Marchionne ha inoltre detto in più occasioni di non cercare aiuti né dall’Italia, né dall’Europa per gestire la crisi.

Va bene, ma non dimentichi che negli ultimi cinquant’anni di storia la Fiat ha ricevuto una mole di contributi pubblici nazionali in termini di cassa integrazione, mobilità, incentivi e ricerca che non hanno pari in nessun altro Paese del mondo e nei confronti di nessun altra industria. Non dico che Marchionne debba esserne grato, ma dimostri quantomeno uno spirito di collaborazione verso il lavoro italiano, gli interessi nazionali e un settore che vorremmo rimanesse strategico in Italia, così come lo è in Germania.

Si potrebbe poi aprire anche il capitolo Volkswagen…

Volkswagen ha un grande gruppo e produce automobili di vari segmenti, ma soprattutto propone al mercato una moltitudine di modelli, cosa che Fiat non fa. Il gruppo italiano sta solo importando dall’America dei modelli usciti anche più di 10 anni fa negli Stati Uniti: come la nuova Lancia Thema, che non è altro che una riedizione di una vecchia Chrysler evidentemente inadatta al mercato italiano, oppure come la Fiat Freemont che è solamente una vecchia Dodge.

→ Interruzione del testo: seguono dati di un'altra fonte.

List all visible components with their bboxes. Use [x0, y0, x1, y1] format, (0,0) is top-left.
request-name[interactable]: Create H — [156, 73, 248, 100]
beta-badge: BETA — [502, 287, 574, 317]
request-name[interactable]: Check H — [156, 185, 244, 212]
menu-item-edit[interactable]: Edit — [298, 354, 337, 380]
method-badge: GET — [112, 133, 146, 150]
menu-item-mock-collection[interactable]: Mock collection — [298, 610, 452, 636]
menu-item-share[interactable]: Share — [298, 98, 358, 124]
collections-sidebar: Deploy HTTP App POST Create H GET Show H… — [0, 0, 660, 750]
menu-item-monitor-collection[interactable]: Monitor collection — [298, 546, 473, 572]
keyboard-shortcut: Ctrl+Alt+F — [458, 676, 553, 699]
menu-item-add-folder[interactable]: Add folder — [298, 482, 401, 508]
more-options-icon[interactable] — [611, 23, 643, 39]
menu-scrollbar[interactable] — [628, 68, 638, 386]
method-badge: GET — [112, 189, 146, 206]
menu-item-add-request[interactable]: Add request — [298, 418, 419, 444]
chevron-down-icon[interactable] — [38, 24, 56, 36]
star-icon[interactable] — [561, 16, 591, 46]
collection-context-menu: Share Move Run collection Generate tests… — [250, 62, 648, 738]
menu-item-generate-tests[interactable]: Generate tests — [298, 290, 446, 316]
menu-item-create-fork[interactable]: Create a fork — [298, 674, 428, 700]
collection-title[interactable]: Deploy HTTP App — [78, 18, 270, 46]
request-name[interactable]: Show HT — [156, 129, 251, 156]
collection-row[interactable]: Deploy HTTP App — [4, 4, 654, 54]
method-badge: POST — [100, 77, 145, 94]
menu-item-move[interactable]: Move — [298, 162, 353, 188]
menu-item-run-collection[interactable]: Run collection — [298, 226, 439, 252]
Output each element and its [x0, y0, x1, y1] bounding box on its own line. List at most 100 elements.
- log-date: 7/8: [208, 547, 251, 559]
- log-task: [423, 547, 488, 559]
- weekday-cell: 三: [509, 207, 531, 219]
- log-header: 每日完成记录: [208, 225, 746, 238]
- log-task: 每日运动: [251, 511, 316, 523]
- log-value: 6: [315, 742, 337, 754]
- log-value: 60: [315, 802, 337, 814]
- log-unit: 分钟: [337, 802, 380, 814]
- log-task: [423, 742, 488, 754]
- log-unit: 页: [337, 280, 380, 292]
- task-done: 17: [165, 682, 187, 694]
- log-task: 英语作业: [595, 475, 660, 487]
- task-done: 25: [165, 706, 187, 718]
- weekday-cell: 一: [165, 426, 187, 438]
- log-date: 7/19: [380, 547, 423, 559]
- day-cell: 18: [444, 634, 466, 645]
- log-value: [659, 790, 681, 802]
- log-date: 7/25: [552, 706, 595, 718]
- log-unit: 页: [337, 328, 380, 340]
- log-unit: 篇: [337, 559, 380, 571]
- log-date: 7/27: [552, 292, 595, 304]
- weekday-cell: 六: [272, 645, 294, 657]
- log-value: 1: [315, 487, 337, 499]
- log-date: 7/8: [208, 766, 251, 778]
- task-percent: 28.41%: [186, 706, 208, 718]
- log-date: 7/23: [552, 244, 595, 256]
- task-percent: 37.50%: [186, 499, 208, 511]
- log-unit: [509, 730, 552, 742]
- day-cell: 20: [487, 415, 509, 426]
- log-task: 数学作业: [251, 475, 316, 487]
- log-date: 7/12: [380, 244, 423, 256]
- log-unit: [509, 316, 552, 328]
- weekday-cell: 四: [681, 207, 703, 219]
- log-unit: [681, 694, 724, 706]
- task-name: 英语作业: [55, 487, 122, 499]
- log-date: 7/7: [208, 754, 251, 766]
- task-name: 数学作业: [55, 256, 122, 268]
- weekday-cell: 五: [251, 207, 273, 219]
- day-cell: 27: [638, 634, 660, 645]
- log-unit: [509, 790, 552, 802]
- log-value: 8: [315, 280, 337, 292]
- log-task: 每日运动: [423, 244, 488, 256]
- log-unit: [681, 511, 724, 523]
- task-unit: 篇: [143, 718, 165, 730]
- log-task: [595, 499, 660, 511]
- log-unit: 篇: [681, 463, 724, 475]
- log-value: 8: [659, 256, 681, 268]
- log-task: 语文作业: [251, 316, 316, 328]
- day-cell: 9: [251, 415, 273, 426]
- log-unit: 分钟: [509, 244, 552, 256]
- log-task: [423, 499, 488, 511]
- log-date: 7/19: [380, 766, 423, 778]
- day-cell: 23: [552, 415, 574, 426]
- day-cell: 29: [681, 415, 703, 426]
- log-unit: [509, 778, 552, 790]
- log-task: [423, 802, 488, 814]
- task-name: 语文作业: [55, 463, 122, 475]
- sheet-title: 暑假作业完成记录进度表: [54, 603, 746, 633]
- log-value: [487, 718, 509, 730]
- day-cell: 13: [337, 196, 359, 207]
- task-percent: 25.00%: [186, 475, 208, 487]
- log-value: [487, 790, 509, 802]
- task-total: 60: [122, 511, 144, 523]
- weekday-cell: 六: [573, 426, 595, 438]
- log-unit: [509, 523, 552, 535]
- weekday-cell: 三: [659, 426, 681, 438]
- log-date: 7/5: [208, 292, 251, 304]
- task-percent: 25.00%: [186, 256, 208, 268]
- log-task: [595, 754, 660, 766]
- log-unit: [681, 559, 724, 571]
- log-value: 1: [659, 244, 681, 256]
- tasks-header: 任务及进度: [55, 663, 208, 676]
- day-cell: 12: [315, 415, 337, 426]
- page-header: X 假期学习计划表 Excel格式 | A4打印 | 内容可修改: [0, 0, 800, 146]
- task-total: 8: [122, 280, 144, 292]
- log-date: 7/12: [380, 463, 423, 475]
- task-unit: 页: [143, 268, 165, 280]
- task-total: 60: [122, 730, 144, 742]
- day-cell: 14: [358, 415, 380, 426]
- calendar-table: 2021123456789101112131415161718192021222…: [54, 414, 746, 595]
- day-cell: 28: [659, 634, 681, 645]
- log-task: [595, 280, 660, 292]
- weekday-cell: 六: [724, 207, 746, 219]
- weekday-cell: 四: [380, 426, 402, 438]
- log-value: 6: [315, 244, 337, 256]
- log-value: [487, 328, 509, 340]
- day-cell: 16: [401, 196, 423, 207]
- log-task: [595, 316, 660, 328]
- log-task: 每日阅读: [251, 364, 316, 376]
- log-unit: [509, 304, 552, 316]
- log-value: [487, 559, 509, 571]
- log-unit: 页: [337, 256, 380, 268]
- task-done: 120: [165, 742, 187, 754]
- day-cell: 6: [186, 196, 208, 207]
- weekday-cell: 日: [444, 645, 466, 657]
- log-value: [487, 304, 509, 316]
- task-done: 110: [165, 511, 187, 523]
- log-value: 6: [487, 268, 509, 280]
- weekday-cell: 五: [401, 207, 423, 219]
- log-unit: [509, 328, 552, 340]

Insomma, di fronte a modelli del genere credo ci voglia un bel coraggio per dire che è il mercato a non rispondere alla Fiat.    

E’ immaginabile, secondo lei, un ritorno al protezionismo?

E’ ovvio che l’Unione europea, con l’accordo di tutti gli stati membri, potrebbe anche decidere nuove misure di protezione dei propri prodotti. Personalmente potrei anche essere favorevole, ma non so quanto possano esserlo le tante imprese italiane che producono per i mercati esteri. Il protezionismo ha i suoi vantaggi e i suoi rischi: da una parte consente a un’azienda di proteggere maggiormente i propri prodotti, dall’altra causa una minor vendita degli stessi nei confronti di quelli che sono, ad esempio, i mercati emergenti, come Cina e India.

Crede dunque che le dichiarazioni di Marchionne siano solo un nuovo modo di girare attorno al problema senza realmente affrontarlo?

Marchionne deve semplicemente comunicare se ha intenzione o meno di rimanere in Italia. Oppure dica chiaramente cosa vuole, come gli incentivi. Per me e per la città di Torino la Fiat è un valore e deve assolutamente continuare a rappresentarlo. E’ senza dubbio un’industria strategica per l’interesse nazionale, ma è necessario che la Fiat ricambi un po’ di questo affetto e dica una volta per tutte che cosa intende davvero fare. Senza però inventare più scuse.